Per Inter-Bologna, in settimana, è stata murata una lapide a San Siro-Meazza in ricordo di Arpad Weisz, che fece vincere lo scudetto a entrambe. Allo stadio di Bologna una lapide c’era già da tre anni. A Milano Weisz, figlio di ebrei ungheresi, lanciò in prima squadra un ragazzino, Peppìn Meazza. Dal Bologna fu licenziato dopo l’entrata in vigore delle leggi razziali. Cercò rifugio in Francia, poi in Olanda. Sua moglie e i due figli morirono subito ad Auschwitz, lui nel ’44. Uno dei tanti sportivi, anche italiani, travolti dalla follia nazifascista. Sul fronte razzismo negli stadi, altro episodio ieri a Casale Monferrato e c’è ancora di mezzo la Pro Patria. Non i suoi tifosi (come col Milan di Boateng), ma un giocatore della squadra che partecipa al campionato Berretti (di solito 16/17enni). Sul 2-0 per la Pro (seconda in classifica mentre il Casale è terzultimo) Ribeiro dà un pugno a un avversario, che lo avrebbe ferito con un insulto razzista, e l’arbitro espelle Ribeiro. Come da regolamento.
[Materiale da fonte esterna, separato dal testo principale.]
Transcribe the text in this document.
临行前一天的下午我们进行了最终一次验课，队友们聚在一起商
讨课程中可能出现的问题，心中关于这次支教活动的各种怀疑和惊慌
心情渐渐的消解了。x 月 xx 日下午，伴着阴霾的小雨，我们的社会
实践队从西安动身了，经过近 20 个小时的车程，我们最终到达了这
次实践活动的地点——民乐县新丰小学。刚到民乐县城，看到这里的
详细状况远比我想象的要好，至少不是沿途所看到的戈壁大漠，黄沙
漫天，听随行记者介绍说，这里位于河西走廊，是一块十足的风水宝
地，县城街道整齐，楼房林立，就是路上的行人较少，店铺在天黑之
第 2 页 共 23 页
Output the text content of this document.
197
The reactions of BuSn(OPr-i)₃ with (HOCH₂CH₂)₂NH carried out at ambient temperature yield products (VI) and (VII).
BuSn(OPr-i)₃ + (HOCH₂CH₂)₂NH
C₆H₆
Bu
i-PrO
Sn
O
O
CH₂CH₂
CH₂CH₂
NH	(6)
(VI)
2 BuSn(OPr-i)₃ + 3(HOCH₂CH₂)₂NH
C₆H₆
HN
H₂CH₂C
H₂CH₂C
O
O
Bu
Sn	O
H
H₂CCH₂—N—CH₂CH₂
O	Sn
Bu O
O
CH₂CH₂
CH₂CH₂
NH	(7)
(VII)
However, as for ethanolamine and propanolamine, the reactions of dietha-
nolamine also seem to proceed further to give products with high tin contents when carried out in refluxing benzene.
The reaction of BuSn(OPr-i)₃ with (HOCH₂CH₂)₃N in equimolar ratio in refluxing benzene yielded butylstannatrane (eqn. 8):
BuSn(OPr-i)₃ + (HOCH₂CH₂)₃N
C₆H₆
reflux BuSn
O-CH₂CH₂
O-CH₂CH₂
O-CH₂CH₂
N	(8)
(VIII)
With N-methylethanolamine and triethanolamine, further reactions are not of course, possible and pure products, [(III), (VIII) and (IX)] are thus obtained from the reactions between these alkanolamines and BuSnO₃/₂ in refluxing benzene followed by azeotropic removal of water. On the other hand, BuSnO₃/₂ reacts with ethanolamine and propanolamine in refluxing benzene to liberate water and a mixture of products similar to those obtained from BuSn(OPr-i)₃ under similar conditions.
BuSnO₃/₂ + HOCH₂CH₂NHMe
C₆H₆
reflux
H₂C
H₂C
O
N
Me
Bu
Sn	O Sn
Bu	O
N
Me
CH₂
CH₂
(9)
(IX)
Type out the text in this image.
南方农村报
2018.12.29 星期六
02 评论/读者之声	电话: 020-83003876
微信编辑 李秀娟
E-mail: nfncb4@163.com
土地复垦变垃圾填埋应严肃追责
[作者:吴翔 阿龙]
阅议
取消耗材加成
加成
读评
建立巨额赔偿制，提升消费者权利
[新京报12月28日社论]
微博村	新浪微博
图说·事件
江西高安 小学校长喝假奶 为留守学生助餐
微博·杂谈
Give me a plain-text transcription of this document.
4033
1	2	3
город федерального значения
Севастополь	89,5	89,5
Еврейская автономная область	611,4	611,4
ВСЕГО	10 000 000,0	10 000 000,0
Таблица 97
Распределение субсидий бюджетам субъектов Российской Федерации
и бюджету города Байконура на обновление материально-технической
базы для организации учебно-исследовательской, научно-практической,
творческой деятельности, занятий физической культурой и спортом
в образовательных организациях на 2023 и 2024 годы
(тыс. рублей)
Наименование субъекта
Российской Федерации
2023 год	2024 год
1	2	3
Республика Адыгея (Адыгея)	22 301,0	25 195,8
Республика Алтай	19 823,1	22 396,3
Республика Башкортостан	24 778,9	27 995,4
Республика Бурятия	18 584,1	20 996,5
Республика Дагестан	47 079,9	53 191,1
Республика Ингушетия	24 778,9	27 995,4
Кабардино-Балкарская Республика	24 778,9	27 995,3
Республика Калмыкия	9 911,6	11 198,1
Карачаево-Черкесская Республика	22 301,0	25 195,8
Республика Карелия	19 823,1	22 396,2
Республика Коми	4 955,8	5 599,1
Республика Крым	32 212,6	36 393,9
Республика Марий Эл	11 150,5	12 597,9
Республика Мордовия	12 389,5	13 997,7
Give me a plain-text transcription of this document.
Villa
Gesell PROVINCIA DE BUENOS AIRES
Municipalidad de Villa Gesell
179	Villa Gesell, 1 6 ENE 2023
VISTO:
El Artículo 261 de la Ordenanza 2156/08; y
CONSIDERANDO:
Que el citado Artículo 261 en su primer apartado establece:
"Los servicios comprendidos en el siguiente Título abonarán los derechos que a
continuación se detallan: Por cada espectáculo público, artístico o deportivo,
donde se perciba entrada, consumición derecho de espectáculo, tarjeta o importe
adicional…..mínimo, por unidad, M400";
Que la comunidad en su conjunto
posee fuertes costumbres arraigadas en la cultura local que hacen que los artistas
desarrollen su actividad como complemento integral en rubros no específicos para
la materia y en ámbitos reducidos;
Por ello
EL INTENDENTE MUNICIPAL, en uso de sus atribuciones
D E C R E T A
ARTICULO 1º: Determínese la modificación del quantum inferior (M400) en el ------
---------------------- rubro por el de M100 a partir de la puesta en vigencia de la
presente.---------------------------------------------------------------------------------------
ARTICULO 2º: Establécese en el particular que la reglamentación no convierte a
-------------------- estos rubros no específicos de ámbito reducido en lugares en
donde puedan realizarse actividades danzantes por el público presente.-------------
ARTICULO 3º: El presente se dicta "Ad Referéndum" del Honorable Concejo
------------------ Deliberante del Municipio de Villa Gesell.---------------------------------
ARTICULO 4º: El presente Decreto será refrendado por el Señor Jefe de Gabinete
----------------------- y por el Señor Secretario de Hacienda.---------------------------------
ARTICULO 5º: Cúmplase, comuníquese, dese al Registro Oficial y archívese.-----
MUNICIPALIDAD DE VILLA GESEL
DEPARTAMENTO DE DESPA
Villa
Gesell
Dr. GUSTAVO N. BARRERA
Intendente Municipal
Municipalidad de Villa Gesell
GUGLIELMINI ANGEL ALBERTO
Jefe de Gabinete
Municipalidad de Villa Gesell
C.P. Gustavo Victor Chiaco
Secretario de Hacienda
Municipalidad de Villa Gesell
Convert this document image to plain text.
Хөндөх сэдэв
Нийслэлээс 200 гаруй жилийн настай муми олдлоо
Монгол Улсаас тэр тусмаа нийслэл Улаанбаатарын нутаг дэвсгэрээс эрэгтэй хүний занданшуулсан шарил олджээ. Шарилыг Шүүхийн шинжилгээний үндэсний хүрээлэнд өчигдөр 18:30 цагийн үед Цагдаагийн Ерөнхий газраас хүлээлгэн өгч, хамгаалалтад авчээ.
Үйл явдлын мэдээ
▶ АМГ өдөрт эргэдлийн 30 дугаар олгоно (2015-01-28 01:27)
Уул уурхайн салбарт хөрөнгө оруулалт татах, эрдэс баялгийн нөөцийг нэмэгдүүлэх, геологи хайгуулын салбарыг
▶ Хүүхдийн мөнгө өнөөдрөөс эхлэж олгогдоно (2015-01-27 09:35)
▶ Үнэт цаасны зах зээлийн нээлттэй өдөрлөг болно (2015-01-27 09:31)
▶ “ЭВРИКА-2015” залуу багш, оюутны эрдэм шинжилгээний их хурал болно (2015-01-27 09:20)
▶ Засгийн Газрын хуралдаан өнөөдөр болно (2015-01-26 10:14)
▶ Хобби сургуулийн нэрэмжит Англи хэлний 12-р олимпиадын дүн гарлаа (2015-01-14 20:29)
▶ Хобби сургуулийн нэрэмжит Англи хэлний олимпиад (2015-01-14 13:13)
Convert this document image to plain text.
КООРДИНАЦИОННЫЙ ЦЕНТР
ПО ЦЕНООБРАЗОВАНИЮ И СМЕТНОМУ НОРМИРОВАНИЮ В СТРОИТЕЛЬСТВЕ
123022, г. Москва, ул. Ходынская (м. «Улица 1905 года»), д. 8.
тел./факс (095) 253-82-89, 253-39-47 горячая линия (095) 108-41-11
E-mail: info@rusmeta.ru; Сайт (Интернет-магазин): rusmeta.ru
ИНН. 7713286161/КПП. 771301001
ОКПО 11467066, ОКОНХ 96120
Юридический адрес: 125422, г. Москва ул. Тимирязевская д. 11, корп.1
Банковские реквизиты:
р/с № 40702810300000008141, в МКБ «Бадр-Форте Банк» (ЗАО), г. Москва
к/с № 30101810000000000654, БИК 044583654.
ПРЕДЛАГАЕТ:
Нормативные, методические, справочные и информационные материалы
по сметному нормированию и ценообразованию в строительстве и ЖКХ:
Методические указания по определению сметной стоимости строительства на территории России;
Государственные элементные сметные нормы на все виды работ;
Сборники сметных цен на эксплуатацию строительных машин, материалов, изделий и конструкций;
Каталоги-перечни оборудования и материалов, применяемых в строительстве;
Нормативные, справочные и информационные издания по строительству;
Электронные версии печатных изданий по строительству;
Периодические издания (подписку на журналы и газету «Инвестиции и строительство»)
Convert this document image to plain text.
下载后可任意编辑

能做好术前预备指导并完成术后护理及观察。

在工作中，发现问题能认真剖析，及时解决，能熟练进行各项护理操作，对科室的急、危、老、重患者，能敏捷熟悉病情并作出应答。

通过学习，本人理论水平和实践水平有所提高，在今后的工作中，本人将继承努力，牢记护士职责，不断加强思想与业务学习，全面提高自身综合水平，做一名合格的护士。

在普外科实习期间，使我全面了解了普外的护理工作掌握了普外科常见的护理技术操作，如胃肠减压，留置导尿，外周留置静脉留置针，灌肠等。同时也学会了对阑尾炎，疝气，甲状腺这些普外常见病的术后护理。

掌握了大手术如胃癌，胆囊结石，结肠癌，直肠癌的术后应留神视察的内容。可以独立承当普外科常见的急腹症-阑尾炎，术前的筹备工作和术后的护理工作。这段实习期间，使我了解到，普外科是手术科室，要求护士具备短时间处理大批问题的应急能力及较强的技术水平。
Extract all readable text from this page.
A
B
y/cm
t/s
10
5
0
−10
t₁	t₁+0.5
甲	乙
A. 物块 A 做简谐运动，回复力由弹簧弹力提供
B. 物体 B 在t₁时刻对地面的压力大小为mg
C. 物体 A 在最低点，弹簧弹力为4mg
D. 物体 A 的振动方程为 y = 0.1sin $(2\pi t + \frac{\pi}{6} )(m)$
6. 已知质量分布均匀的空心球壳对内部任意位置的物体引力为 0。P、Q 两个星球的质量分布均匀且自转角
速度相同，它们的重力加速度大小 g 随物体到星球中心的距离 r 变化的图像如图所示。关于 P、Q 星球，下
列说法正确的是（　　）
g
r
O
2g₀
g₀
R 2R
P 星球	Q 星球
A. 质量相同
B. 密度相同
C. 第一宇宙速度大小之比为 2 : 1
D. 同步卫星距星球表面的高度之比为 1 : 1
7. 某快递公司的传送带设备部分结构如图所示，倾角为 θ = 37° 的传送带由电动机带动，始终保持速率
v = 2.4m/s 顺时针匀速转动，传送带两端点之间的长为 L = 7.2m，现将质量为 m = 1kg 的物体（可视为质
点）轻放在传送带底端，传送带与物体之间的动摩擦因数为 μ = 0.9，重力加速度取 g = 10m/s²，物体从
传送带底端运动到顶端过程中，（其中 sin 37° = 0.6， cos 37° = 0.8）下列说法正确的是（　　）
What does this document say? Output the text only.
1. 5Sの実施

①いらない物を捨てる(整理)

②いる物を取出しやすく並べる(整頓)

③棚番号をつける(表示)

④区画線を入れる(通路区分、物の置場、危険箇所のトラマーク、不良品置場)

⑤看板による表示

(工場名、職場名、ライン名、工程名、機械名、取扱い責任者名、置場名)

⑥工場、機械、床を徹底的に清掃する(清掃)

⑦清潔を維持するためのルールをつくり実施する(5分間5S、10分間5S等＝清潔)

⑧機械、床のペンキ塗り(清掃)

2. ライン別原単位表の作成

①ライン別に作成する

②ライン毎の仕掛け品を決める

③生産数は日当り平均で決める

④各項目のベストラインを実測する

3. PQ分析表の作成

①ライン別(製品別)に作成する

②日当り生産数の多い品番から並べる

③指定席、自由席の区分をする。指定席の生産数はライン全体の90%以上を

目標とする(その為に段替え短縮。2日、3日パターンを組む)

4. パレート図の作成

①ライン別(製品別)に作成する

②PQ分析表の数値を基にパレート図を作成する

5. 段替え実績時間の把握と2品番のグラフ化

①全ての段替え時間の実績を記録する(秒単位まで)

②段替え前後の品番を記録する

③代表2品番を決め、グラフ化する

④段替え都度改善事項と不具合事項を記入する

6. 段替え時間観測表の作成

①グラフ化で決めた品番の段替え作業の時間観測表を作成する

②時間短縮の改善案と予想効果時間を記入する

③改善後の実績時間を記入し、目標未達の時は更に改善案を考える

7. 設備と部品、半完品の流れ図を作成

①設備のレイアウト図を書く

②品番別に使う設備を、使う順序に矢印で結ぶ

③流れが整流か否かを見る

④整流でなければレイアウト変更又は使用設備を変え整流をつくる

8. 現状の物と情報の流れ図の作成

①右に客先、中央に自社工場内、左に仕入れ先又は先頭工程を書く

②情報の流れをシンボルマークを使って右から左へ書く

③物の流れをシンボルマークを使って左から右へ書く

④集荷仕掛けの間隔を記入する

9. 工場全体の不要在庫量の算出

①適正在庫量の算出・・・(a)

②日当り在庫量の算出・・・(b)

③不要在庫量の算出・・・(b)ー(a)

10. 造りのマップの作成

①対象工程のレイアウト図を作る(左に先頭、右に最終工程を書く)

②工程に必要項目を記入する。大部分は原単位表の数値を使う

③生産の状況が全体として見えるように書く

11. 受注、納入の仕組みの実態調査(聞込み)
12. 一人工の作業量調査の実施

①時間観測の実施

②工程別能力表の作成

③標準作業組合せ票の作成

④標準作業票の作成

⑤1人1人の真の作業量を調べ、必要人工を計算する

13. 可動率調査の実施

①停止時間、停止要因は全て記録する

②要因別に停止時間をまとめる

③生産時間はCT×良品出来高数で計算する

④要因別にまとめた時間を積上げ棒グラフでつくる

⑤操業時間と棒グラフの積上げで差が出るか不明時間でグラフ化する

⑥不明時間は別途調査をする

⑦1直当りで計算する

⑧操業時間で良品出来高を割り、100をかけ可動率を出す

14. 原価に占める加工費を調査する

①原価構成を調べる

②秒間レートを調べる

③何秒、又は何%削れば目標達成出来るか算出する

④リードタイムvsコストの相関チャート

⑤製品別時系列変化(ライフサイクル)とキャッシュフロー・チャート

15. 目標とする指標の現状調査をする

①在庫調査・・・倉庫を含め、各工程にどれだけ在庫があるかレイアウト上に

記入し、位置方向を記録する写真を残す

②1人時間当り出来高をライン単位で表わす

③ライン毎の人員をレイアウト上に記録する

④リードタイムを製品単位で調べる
A quel punto, tutti i compagni escono con lui. Vediamo cosa decideranno gli organi disciplinari. Probabile uno 0-3 per il Casale. Che non è il Milan, ma non per questa di diversa caratura. Perché a Busto l’arbitro non aveva deciso nulla e Boateng aveva deciso per sé e per tutti. Se però i compagni hanno dato la loro solidarietà a Ribeiro è perché qualcosa avranno sentito. L’arbitro no, a quanto pare. E ci vorrebbe più attenzione, a questi livelli, proprio perché certe abitudini cattive si prendono, o si perdono, da giovani.
Da giovane e da meno giovane, Josefa Idem ha sempre lo stesso fascino: la normalità della campionessa. Domattina a Milano sarà premiata con l’Altropallone. Nell’elenco dei premiati è la prima donna, non certo la primadonna.